もうそろそろ鎧武も終わりですねー
織斑の暴走の翌日、僕は束と共にヘルヘイムの森へ来ていた。束の用意したロボットアームだが……見事に成功。あらかじめ用意してくれていたカプセルに果実を入れて帰ろうと思った矢先、ちょっとまずいことになった……
「まさか野良インベス……しかもあんなでかいのがいるとはなぁ」
見た目は、前に戦ったライオンインベスに似ているだろうか? だけど人型じゃなくて四足歩行だ。
しかも周りに初級インベスがたくさんいるし……うかつに手を出すとこっちが危険になるんだけど…………どうする? 束もいるし、できれば穏便に済ませたいところだけど。

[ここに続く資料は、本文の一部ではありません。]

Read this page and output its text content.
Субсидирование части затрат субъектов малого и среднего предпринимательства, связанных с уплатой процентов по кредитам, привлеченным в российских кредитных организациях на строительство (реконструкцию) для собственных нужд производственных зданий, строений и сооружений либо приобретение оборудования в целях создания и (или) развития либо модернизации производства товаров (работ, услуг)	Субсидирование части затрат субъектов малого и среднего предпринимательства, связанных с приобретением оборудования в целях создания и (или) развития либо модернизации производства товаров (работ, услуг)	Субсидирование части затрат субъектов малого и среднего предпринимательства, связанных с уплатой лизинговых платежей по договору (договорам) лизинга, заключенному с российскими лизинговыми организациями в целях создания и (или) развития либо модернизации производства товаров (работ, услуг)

「……大丈夫、私も色々と持ってきているから何とかなるよ。それに最近はまたクラックが開くことも増えたんでしょ?」
「確かに……こんなのが向こうに出てきたらヤバいな。座標も市街地だし」
仕方がない……最初からジンバーでいくか。
「ホオズキエナジーは試作品だから、ブラッドオレンジ以外だと相性が悪いから気を付けて!」
「オーケー……変身!」
【ミックス! ジンバーホオズキ! ハハーッ!】
変身の音を聞いて、インベスたちがこちらへ向く。さすがにあのでかいのはちょっと厳しい……せめて周りのインベスがいなければなぁ……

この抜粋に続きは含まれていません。